How many years have you been in the business? Tell me briefly about your background and your current position today.
I have been in the restaurant industry for over 30 years. I have been a sommelier for well over 20 years. My career has been spent working in high end restaurant for star chefs: the late Judy Rogers, Jeremiah Tower and Mark Dommen, just to name a few. I have been the Wine Director at One Market Restaurant in San Francisco, my current restaurant for thirteen years.
Did you have a particular “aha!” moment that propelled you into wine?
I had always loved wine and I have a good palate. It was at the urging of other women in the industry — Loretta Keller, a female chef owner and Sylvie Laly, a female wine director — who propelled me to the possibility of a career in wine as a woman and as a Black woman.
What is the most rewarding part of your job?
There are so many things— the sparkle in the guest’s eyes when they love the wine suggested, being a role model for someone else and inspiring them to work with wine.
Can you describe any prejudices you’ve experienced in this industry as a woman?
It a double- edged sword, I am a female sommelier and a Black woman. After all this time, people are still surprised and expect a man to show up at the table. But the worst is when you host an event and you are ignored at the tasting table. The person pouring has no idea that you are the host, and they have let their prejudice prevail about gender and possibly race.
Women are victims of the patriarchy as well, and often are more judgmental of other women as a result. How can we as women become more aware of our own prejudice towards each other and change that behavior?
We have to keep an open mind. Just because the idea is new and different it doesn’t mean it is bad and vice versa. We must listen to each other and really hear what that person is saying with an open mind.
When it comes to wine, what benefits do you think we’ll see as a community by better supporting women?
There are a lot of opportunities in our industry for women. The more programs we offer in wine education and mentorship across the board, the more women of all ages and ethnic backgrounds will know that it is possible to work in our industry.
What changes do you hope to see in regards to women in the wine industry in the next five years?
I think we will see a lot more ingenuity in business models, especially in this new age of pivoting the current business model for the food and beverage industry. We will see a lot more people of color in this space.
What message do you have for women entering the wine profession?
It is possible to be in the wine industry even if you don’t see anyone that looks like you. Do not be afraid to ask someone to mentor you, especially if it is someone you look up to or admire. If you have a new concept, an idea, something that has not been done before or in a different way— do not be afraid to try it.
What does equality in the wine industry look like to you?
Equality means being seen for your worth, what you bring to the table and how you lift up your collective community. It is being seen as your true, authentic self and being equally monetarily compensated for your work.

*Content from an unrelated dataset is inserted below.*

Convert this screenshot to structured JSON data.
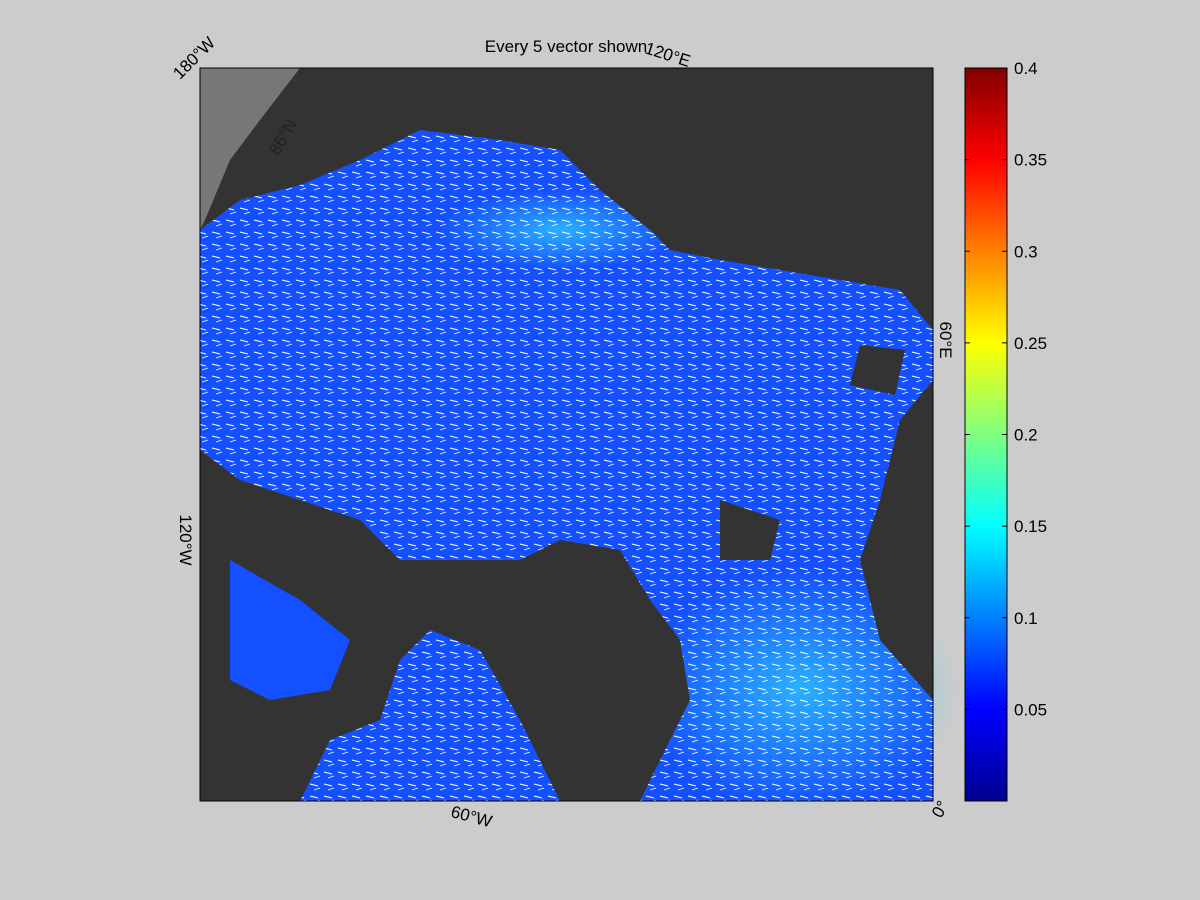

In what ways would you say you are contributing to equality in wine?
I use my platform to highlight women in the wine industry: winemakers, executives, winery owners, anyone that helps to create the wine project. Also, It’s important to highlight people of color in my projects.
What are some defining characteristics of a wonder woman of wine to you?
She is fearless, not afraid to fail when trying something new and different, she is not afraid of change, she is strong, she is smart, she takes care of her collective community and she doesn’t forget to fill her up her own cup to sustain herself.
What other women of wine do you admire and why?
There are so many women during my long career and women in the current world of wine who are holding it down and getting it done for the collective community and the sisterhood of women in wine.